Nous sommes deux jeunes filles de l'établissement scolaire Pierre-Mendès-France. Vos aventures à Saint-Maurice nous ont troublées. Vos recherches non médicales sur vos patients nous exaspèrent. Les revenus de vos patients ne vous regardent en aucun cas.
Pour nous,vous n'êtes qu'un charlatan indigne de votre place médicale. C'est à l'asile que vous devriez être en ce moment même,car, monsieur, vous êtes un fou qui s'ignore!
Nous sommes conscientes que nos accusations peuvent vous blesser mais votre phrase fétiche, «Les gens bien portants sont des malades qui s'ignorent», nous semble être un prétexte pour abuser de pauvres gens .
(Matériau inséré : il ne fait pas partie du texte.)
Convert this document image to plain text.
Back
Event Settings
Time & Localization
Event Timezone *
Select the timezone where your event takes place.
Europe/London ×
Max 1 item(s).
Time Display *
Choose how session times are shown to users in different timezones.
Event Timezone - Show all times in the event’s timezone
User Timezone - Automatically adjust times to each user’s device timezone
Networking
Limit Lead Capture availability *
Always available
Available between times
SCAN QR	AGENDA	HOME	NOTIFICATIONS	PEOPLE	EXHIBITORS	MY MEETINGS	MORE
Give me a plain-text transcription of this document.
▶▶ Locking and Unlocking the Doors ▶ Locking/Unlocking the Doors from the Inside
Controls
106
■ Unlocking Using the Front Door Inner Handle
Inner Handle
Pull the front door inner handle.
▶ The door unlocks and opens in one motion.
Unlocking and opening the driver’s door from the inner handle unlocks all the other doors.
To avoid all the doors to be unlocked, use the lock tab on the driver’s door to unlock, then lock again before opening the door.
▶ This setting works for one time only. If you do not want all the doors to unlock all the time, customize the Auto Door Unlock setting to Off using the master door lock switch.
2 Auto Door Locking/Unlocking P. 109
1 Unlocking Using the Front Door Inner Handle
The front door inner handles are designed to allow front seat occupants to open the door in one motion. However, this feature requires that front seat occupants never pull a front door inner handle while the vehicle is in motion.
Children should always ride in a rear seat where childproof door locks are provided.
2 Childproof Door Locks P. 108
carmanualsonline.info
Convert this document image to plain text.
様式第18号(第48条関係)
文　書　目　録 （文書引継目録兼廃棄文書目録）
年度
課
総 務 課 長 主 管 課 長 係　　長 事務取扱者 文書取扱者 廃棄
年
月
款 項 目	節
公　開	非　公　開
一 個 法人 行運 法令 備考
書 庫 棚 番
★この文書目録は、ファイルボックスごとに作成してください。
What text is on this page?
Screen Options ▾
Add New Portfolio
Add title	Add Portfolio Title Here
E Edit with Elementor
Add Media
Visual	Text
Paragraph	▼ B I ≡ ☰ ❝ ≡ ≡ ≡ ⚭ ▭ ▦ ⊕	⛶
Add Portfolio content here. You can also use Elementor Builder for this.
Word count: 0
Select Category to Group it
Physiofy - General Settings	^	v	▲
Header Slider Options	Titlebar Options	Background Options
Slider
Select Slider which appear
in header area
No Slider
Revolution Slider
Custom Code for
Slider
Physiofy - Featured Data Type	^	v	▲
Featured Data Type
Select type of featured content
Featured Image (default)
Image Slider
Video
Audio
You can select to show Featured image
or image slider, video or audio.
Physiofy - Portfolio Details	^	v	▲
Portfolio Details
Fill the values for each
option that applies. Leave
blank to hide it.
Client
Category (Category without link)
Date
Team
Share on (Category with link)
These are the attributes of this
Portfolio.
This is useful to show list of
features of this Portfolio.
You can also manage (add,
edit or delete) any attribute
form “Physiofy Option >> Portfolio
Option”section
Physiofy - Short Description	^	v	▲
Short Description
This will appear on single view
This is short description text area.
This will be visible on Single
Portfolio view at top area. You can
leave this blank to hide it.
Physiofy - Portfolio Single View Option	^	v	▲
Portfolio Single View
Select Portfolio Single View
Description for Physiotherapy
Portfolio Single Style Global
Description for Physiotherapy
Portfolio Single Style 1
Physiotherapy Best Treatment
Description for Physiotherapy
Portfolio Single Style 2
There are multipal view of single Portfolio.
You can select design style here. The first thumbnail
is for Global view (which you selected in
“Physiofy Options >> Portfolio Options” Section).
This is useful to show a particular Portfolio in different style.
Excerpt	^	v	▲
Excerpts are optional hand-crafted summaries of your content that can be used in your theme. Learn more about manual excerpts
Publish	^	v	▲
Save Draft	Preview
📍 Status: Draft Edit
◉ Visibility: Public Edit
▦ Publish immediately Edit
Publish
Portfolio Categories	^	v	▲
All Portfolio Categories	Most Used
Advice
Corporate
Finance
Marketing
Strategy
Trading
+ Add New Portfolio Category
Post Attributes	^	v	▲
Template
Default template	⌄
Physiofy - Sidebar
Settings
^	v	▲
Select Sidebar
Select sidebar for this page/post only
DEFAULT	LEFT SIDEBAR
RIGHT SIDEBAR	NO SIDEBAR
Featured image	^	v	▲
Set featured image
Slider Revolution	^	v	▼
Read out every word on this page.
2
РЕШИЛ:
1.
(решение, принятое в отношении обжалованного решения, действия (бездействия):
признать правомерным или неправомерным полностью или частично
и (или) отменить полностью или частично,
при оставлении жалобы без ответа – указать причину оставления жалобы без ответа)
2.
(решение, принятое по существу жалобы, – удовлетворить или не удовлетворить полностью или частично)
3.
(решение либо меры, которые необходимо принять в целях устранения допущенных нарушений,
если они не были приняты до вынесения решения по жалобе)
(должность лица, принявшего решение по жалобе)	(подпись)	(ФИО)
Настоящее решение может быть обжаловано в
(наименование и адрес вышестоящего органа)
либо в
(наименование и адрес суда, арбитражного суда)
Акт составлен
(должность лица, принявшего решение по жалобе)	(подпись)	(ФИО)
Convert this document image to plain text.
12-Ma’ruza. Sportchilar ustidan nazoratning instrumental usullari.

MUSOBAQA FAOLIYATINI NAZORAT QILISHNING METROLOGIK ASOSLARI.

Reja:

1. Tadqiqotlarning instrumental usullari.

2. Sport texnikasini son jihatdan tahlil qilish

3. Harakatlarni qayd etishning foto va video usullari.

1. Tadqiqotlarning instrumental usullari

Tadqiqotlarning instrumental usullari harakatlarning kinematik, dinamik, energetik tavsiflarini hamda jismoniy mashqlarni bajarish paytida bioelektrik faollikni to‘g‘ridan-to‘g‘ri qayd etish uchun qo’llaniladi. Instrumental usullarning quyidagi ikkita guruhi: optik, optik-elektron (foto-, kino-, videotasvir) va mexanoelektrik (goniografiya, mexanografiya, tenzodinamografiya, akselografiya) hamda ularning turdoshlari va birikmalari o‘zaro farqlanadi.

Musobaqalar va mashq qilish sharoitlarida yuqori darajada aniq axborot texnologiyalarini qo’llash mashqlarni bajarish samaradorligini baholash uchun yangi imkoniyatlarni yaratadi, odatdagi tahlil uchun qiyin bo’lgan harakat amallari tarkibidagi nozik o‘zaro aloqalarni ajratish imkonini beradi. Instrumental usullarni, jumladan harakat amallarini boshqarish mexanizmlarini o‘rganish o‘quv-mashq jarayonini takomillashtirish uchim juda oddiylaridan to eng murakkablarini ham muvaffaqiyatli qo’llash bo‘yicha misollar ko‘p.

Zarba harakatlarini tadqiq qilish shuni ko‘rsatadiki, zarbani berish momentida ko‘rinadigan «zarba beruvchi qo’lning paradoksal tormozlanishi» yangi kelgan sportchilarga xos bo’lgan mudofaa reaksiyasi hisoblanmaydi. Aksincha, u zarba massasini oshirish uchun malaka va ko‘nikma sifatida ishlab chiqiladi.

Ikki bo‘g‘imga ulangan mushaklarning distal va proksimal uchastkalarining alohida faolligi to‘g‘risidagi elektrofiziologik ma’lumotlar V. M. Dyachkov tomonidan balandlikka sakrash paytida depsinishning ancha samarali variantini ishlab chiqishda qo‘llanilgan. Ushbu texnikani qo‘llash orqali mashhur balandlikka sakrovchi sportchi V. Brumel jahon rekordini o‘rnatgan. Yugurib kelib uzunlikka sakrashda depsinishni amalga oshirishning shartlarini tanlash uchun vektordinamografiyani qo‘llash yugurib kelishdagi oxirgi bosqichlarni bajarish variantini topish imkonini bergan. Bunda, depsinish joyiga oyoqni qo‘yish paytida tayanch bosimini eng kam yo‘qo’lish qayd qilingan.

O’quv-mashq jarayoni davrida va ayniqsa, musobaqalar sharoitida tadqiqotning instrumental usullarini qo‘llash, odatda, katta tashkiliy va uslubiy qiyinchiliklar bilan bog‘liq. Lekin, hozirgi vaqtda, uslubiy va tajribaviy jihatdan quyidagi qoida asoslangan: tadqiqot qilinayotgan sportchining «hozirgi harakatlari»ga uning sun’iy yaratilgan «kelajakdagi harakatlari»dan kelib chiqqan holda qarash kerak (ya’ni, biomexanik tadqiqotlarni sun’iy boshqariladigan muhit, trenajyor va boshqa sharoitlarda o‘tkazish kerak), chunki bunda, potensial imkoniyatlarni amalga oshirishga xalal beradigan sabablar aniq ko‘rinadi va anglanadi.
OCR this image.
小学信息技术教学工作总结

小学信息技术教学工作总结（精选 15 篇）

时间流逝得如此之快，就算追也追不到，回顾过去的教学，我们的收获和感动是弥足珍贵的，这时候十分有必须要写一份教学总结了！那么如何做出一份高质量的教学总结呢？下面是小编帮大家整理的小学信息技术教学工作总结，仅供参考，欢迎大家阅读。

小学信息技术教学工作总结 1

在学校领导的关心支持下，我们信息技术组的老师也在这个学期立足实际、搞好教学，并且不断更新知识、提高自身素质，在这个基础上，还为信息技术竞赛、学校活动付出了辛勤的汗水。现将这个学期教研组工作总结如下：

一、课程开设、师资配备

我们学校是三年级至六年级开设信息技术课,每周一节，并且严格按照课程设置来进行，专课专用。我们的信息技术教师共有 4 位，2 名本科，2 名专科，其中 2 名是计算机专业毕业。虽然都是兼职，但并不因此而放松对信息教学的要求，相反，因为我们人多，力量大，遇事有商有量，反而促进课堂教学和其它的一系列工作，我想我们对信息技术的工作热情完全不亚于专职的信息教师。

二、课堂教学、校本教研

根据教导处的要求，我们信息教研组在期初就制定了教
Auriez-vous l'obligeance de nous expliquer cette attitude?

Cordialement,

Mademoiselles A. et E.


J’ignore votre âge, mesdemoiselles, mais je me demande quelles longues études vous avez faites pour porter ainsi un jugement sur les «recherches non médicales» que je conduirais sur mes patients. Les authentiques médecins devant lesquels j’ai soutenu ma thèse ont jugé autrement que vous et eux seuls étaient qualifiés pour le faire. Quant à prétendre que je volerais mes malades, c’est un paradoxe qu’il serait risqué de soutenir devant la population de Saint-Maurice; tout le monde trouve absolument normal que je fasse payer ceux qui en ont les moyens, ce qui me permet de soigner sans rien leur demander les indigents, qui ont droit eux aussi de profiter des progrès de la médecine. Et l’on me compare avantageusement avec le Dr Parpalaid qui n’hésitait à demander huit francs à des personnes dans la gêne pour qui c’était une somme importante. Il faut tout de même pour terminer que je fasse un sort à un reproche que vous m’adressez; vous n’aimez pas que l’on dise que «les gens bien portants sont des malades qui s’ignorent». Demandez autour de vous si vos relations ne connaissent pas de bons vivants, que tout le monde croyait en parfaite santé, et qui sont morts d’un jour à l’autre faute d’avoir veillé à leur état.